Connecting with others can happen accidentally, when your sphere of attention overlaps with someone else, or it can happen by choice - seeking out someone doing something that interests you, or vice versa, or practicing a familiar warm-up with a friend.  It can be nice to sample connections, dabbling in various interactions on before sticking with any one, or just dive in to an exploration with someone.

See Respecting Boundaries for essential guidelines that support preserving everyone's choice in their engagements.

It's important to understand that there's no obligation to explore a particular connection.  Everyone chooses what they're ready to accept, how they continue, and when they're ready to be done.  It's key that each person is able to choose for themselves when to accept a dance.  You may find yourself ready to join a dance but your prospective partner isn't, or vice-versa, and the dance is refused. In order for everyone to be able to choose what they do and do not accept, they sometimes are unable to get what they would choose.

These suggestions are all similar to those embodied in an ensemble movement improv recipe, called the underscore, which the Sunday jam practices on the first Sunday of each month.  The added structure of the underscore can help express what goes on at the less explicitly structured open jams.

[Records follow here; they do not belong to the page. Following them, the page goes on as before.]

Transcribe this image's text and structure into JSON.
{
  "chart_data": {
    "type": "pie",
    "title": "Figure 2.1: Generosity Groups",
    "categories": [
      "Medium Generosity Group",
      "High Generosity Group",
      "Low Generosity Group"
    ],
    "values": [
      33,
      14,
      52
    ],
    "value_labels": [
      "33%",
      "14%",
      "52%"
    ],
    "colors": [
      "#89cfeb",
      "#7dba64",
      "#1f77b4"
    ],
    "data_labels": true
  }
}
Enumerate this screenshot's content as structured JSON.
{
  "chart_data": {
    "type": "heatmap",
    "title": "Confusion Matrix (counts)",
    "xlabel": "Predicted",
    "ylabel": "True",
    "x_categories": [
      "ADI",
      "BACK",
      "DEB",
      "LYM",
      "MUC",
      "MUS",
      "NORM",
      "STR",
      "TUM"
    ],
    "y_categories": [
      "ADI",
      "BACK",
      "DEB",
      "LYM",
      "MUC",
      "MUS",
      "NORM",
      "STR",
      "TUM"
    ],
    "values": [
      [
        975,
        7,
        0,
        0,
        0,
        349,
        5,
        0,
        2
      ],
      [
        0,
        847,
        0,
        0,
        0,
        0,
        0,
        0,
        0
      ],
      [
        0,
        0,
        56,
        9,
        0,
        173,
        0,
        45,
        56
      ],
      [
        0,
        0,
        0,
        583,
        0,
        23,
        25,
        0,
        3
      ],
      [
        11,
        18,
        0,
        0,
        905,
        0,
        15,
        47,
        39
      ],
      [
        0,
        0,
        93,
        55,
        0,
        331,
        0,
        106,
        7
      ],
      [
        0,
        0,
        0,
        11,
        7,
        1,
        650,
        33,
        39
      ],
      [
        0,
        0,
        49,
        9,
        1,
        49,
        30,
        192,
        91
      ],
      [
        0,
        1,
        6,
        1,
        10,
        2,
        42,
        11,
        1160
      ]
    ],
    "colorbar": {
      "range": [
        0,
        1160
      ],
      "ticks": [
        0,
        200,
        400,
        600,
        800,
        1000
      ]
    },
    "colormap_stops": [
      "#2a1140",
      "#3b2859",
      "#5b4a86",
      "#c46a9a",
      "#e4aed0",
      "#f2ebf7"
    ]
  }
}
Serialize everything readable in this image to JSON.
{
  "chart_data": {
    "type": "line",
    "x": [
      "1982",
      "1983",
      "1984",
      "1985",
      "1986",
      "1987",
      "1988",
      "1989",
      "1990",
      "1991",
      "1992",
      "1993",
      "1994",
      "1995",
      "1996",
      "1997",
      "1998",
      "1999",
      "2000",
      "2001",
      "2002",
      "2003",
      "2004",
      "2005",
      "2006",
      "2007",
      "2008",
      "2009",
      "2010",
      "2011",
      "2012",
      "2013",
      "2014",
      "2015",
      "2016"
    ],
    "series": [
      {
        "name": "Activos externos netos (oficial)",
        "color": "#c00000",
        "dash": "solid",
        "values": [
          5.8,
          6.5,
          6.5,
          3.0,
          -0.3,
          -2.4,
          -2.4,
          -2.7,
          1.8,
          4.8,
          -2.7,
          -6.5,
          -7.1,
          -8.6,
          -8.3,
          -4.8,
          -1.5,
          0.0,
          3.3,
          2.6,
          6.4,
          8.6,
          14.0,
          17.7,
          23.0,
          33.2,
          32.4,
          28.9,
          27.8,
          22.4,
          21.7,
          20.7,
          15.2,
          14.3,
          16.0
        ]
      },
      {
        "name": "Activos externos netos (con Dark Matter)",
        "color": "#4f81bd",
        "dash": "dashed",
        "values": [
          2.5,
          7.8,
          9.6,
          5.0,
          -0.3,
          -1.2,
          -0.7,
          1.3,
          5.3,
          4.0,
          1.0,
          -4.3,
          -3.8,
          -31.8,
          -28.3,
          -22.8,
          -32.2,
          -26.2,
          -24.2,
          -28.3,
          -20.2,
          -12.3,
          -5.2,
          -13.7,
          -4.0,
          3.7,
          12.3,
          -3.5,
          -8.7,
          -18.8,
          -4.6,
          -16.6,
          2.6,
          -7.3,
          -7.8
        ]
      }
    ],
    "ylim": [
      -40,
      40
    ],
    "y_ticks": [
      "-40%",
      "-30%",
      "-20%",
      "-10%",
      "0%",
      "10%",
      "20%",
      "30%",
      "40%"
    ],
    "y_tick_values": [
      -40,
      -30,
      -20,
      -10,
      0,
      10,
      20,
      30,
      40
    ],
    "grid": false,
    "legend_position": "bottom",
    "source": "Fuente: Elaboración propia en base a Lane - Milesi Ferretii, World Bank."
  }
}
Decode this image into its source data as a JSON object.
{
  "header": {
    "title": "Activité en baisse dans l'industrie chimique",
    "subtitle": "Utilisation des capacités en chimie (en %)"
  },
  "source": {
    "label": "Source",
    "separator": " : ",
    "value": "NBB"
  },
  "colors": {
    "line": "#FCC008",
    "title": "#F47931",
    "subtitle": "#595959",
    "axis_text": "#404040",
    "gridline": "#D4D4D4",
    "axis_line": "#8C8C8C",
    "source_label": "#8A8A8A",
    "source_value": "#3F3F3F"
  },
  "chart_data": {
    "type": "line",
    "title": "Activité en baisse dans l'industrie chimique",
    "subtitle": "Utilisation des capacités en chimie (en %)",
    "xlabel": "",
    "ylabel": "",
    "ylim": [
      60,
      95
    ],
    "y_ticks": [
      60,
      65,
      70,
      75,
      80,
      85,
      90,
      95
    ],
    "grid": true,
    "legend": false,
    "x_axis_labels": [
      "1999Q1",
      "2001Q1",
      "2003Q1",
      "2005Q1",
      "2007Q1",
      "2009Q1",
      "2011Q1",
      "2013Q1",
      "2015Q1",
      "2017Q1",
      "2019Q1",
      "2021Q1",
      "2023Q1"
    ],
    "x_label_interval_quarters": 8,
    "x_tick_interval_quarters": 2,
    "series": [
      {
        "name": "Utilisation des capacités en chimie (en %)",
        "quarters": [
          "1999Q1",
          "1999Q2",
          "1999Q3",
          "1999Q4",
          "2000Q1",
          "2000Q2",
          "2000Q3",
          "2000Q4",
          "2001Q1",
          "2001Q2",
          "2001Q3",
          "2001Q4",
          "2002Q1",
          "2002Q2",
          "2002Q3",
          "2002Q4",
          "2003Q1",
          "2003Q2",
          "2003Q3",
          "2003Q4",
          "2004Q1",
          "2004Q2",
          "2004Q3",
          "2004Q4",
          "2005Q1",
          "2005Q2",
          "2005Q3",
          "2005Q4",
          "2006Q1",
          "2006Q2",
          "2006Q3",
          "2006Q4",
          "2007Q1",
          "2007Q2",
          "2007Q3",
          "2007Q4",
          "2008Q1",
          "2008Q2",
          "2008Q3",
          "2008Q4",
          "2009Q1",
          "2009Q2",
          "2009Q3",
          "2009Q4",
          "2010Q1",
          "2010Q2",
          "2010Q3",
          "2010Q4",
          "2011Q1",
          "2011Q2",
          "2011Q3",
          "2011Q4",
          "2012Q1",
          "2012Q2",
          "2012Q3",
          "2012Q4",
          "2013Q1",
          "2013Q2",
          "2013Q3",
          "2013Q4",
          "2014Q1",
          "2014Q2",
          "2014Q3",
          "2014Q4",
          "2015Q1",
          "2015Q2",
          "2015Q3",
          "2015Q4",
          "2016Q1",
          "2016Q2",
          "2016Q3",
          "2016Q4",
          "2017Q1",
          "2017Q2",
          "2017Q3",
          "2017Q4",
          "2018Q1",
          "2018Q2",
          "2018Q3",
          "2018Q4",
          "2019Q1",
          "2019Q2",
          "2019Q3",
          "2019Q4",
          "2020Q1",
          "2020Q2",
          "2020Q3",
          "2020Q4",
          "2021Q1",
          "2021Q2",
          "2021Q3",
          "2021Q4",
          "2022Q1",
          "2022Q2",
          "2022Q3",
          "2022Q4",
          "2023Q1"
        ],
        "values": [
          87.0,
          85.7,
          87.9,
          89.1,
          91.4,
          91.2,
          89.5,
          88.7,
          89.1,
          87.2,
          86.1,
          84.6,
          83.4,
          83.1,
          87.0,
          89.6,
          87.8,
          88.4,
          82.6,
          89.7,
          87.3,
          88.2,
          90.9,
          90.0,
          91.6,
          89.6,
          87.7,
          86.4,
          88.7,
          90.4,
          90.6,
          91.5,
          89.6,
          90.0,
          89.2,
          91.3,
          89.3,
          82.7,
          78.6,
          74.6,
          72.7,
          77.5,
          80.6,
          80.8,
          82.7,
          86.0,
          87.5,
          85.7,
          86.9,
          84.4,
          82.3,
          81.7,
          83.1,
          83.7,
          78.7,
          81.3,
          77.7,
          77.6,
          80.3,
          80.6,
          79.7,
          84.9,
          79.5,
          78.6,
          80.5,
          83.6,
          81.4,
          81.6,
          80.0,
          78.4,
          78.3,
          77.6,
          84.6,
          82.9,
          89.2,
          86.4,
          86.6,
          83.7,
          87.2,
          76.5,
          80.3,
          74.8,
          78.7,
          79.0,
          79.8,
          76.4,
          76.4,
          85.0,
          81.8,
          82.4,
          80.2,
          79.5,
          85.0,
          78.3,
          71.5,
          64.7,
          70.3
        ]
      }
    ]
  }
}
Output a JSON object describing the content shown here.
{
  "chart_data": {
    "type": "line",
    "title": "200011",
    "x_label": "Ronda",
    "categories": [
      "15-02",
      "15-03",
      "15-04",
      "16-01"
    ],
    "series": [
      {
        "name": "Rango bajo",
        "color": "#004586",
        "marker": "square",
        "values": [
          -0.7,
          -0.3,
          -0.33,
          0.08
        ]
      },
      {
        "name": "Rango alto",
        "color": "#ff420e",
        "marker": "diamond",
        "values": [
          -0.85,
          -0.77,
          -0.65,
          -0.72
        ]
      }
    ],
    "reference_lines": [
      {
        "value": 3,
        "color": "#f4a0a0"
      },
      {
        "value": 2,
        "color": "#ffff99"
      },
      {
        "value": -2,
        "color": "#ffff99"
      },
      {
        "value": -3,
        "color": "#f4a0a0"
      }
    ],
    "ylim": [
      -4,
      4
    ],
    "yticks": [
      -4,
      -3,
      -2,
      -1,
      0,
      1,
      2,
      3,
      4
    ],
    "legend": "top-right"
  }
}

In the underscore, participants agree to follow a shared progression, making it easy to identify activities that are separate from the score - part of the agreement for participating is following the form, and not starting separate scores like chatting or organizing a square dance. :-) In a regular CI jam the boundaries and agreement are less clearly set. It's a friendly situation, and people like the opportunity to chat with people they don't see very often, or lead jumping jacks, or whatever. (No, there aren't actually a lot of ensemble jumping jack sessions at jams. It's just a random example...) Still, there's usually a lot of dancing at our regular jams.

CI offers so much opportunity to play in so many directions, and it confronts everyone with the fundamental challenges of being present with themselves and their partners in a particular way, that it's sometimes tempting to divert oneself with incidental activities, or other forms that you already know.  The vitality of the jam, though, and general safety, depends on everyone making an earnest effort to discover and explore what it is that we're there for - CI practice.

That's the general situation. In addition to that, we have one group ritual.  We almost always have a closing circle, where people gather starting between 4:30 and 4:45 to share our names, chat about the jam if anyone has anything to say, and discuss jam business and upcoming related events.  That's about it, though - otherwise, the event is a pretty grass-roots, everyone bringing themselves to the space and one another, to explore contact improv.

Footnotes

[on-time arrival helps.]With so much of improvisation being open-ended, having a clearly determined, regular time for us to rendezvous and pratice together is helpful, providing reliable frame of reference that we can all count on. The more that each of shows up on time, and concentrates on dancing while we are there, the stronger the jam is, as a whole.